Het Jonge Plan werd in 1929 geformuleerd. Het Young Plan was een poging van voormalige oorlogsbondgenoten om de regering van Weimar Duitsland te steunen. In 1924 was het Dawesplan ingevoerd om Weimar uit de hyperinflatie te halen en de economie te stabiliseren. Het leek te zijn geslaagd, want 1924 tot medio 1929 worden door historici beschouwd als de “gouden jaren” van Weimar. De herstelbetalingen bleven echter een groot probleem en zelfs vóór de crash op Wall Street in oktober 1929 was Duitsland niet in staat aan zijn financiële behoeften te voldoen. Na de ‘Crash’ werd haar positie onhoudbaar.
Het Verdrag van Versailles (juni 1919) had verplichte herstelbetalingen ingevoerd. Hoewel de bevolking van Weimar Duitsland ontzet was over de enorme omvang van de herstelbetalingen, was er weinig wat zij kon doen, zo zwak was Duitsland militair. Het Dawes Plan van 1924 herschikte de herstelbetalingen van 1919 en het Young Plan verminderde de betalingen nog meer.
De commissie die de kwestie van de herstelbetalingen beoordeelde, stond onder leiding van Owen Young – vandaar de titel van het plan. In feite was het een comité dat was aangesteld door het Geallieerde Reparatie Comité. Binnen het comité waren de Amerikanen zeer dominant – een weerspiegeling van de status van de VS als ’s werelds rijkste natie. J.P. Morgan, een van ’s werelds grootste bankiers, was lid van het Amerikaanse team.
Het uiteindelijke plan was een genereuze poging om Duitsland door haar financiële pijn heen te helpen. Het Young Plan bracht de herstelbetalingen terug tot 112 miljard Gouden Mark – toen gelijk aan ongeveer 8 miljard dollar. Het geld zou worden betaald over een periode van 59 jaar, waarbij elk jaar het equivalent van 473 miljoen dollar zou worden betaald.
Een ander aspect van het Young Plan, bedoeld om Duitsland te steunen, was de feitelijke eis van terugbetaling per jaar. Duitsland moest een derde van het jaarlijks vereiste bedrag betalen als onderdeel van een verplichte overeenkomst – ongeveer 157 miljoen dollar. De overige twee derden hoefden echter alleen te worden betaald als Duitsland zich dat kon veroorloven op een manier die niet ten koste zou gaan van zijn economische ontwikkeling.
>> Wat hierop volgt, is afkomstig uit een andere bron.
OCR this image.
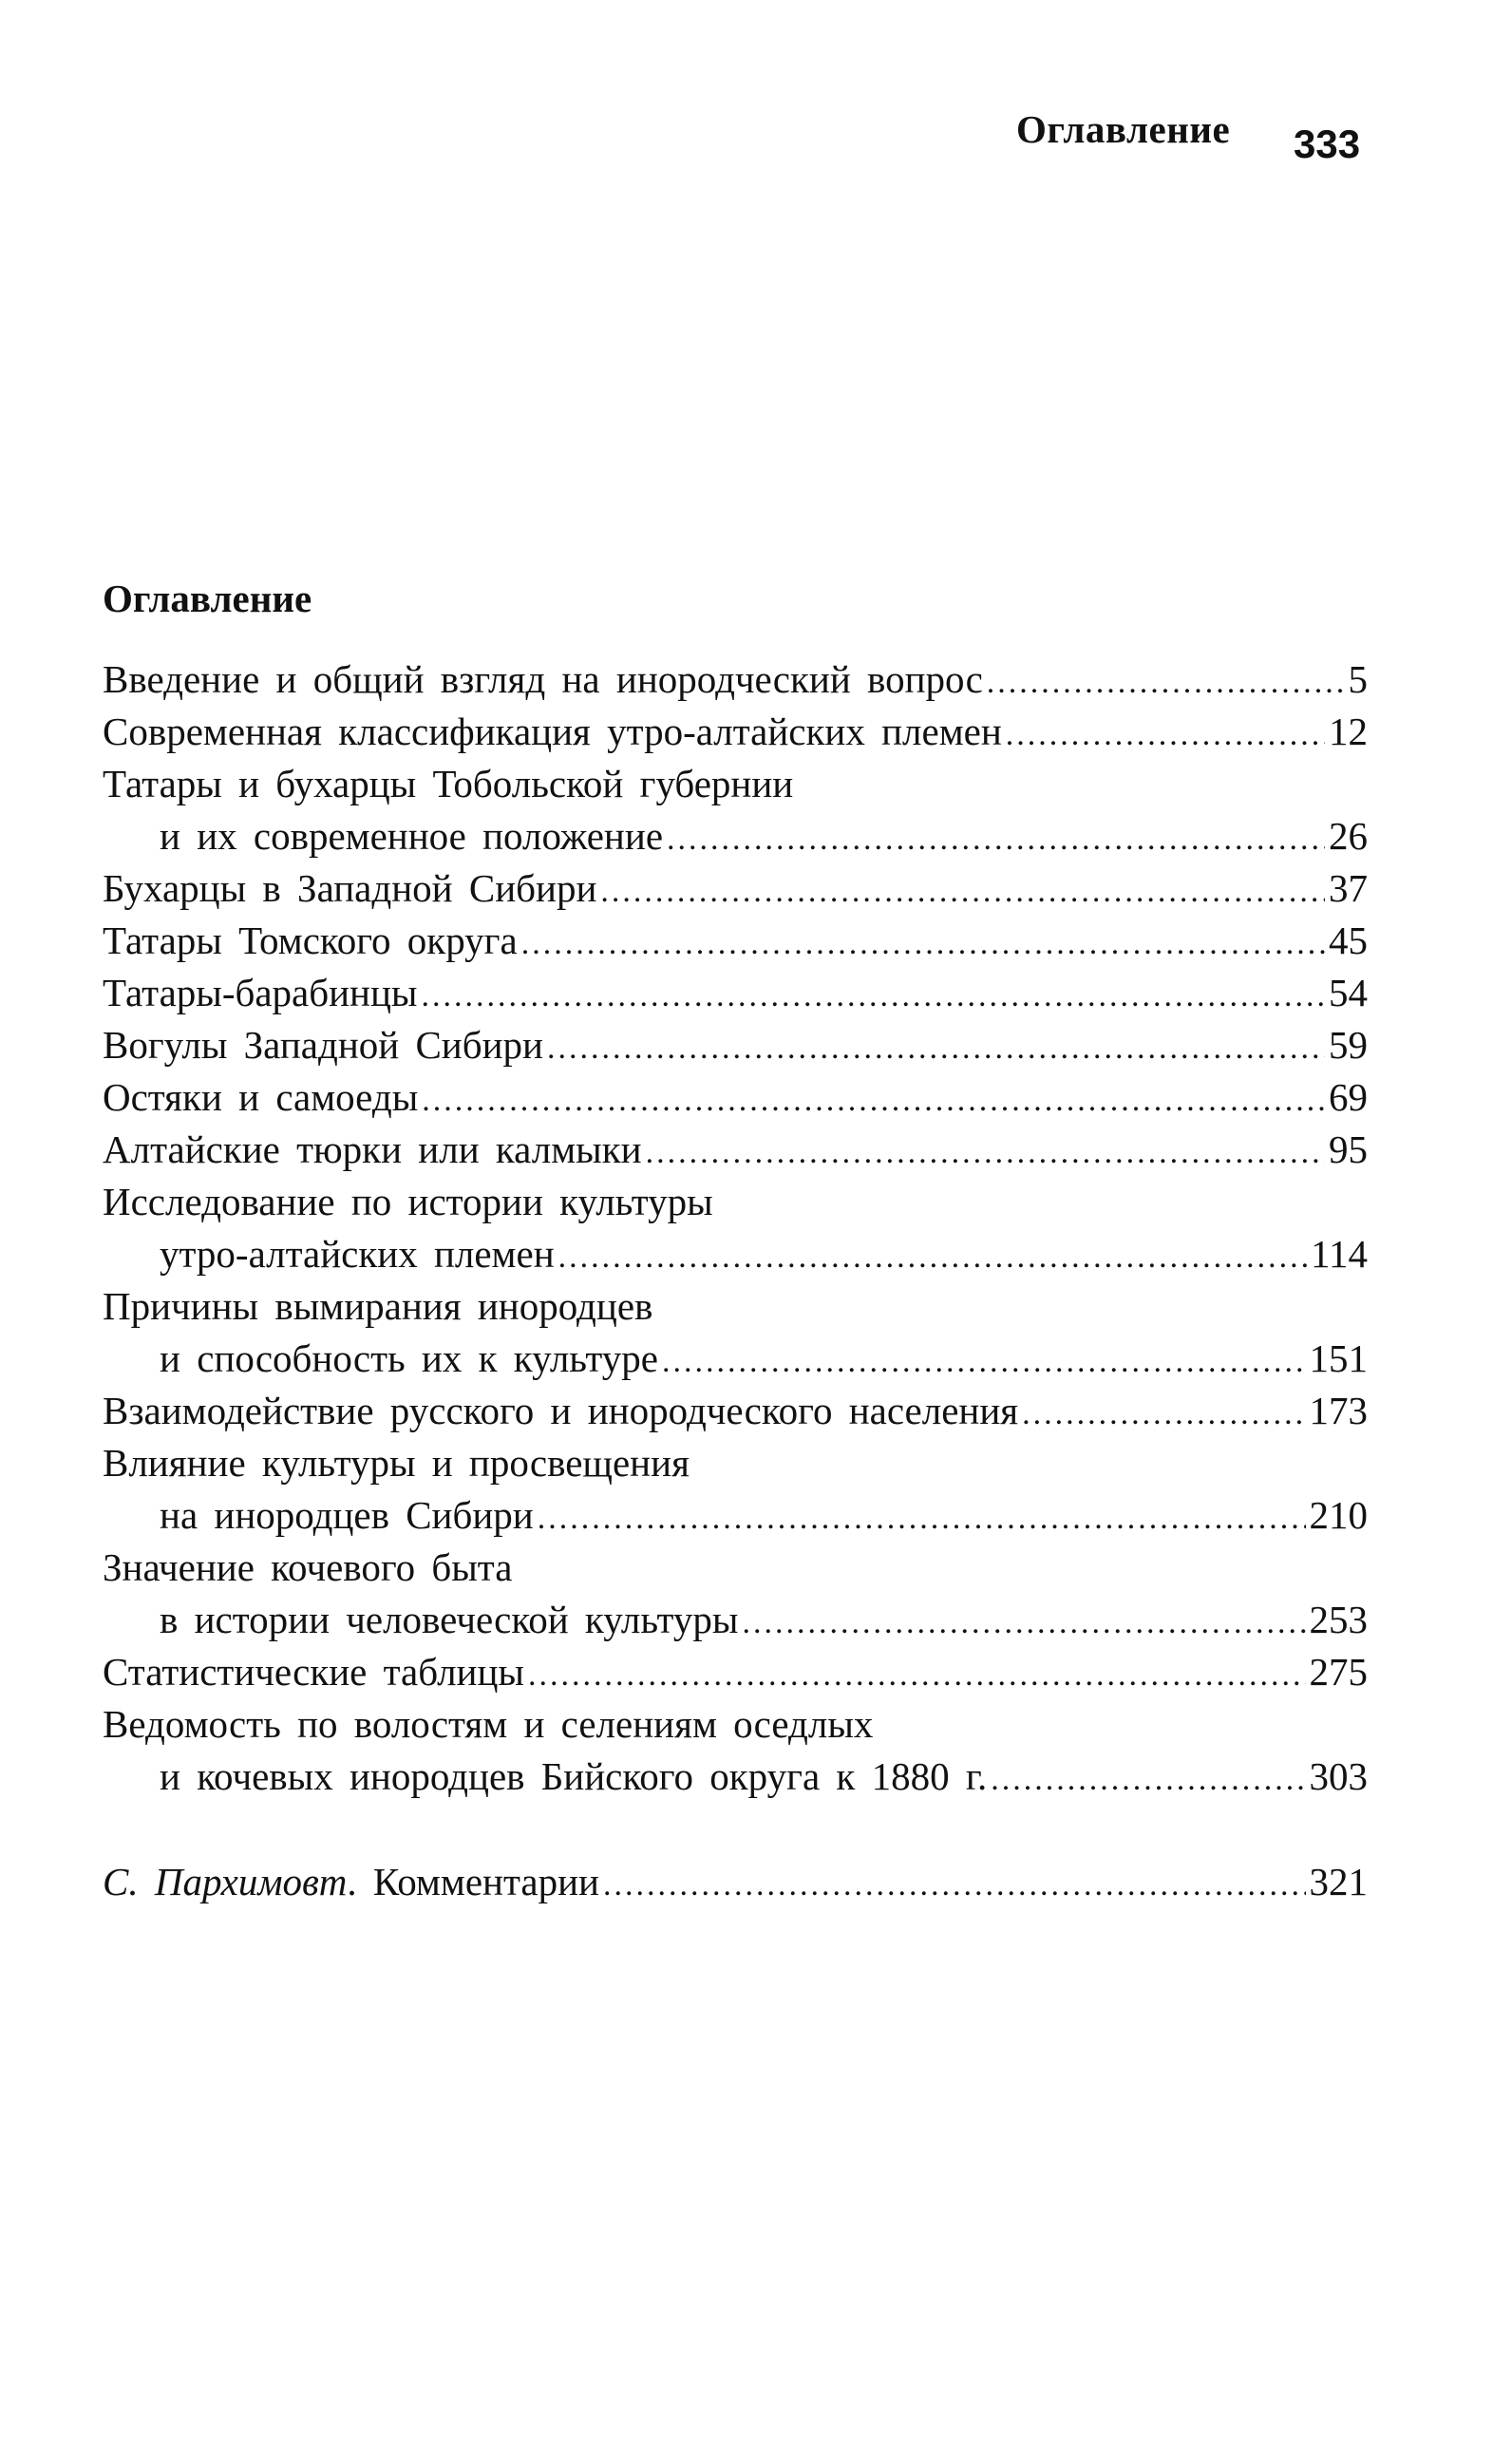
Оглавление 333
Оглавление
Введение и общий взгляд на инородческий вопрос .....	5
Современная классификация утро-алтайских племен .....	12
Татары и бухарцы Тобольской губернии
и их современное положение .....	26
Бухарцы в Западной Сибири .....	37
Татары Томского округа .....	45
Татары-барабинцы .....	54
Вогулы Западной Сибири .....	59
Остяки и самоеды .....	69
Алтайские тюрки или калмыки .....	95
Исследование по истории культуры
утро-алтайских племен .....	114
Причины вымирания инородцев
и способность их к культуре .....	151
Взаимодействие русского и инородческого населения .....	173
Влияние культуры и просвещения
на инородцев Сибири .....	210
Значение кочевого быта
в истории человеческой культуры .....	253
Статистические таблицы .....	275
Ведомость по волостям и селениям оседлых
и кочевых инородцев Бийского округа к 1880 г. .....	303
С. Пархимовт. Комментарии .....	321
De vertegenwoordigers van het Verenigd Koninkrijk in de commissie vonden de voorwaarden te genereus, maar de commissie presenteerde de voorwaarden in juni 1929 en zij werden in januari 1930 officieel aanvaard. Vóór de ineenstorting van Wall Street en de Amerikaanse terugkeer naar het isolationisme wilden de VS graag dat Weimar Duitsland zich als een economische entiteit zou ontwikkelen. Zakenmensen in Amerika zagen hier twee voordelen in. Ten eerste zou Duitsland een waardevolle handelspartner van de VS kunnen worden. Ten tweede was er de voortdurende angst dat het communisme zich vanuit de USSR zou verspreiden. Als het Duitse volk de voordelen van het kapitalisme zou inzien, zou het de ideologie omarmen en de ‘plaag uit het oosten’ de rug toekeren. In het Verenigd Koninkrijk was er nog steeds veel bitterheid over de oorlog – het enorme gedenkteken bij Thiepval was begonnen in 1928 en was nog niet af toen het Young Plan werd ondertekend. De Menenpoort in Ieper was pas in juli 1927 klaar. De littekens van de Eerste Wereldoorlog waren dus nog steeds erg rauw in het Verenigd Koninkrijk en met de verkiezingen in 1929 in het vooruitzicht wilde geen enkele politieke partij gezien worden als ‘soft’ tegenover Duitsland. De overredingskracht van de VS was echter sterk – vandaar dat het plan werd aangenomen.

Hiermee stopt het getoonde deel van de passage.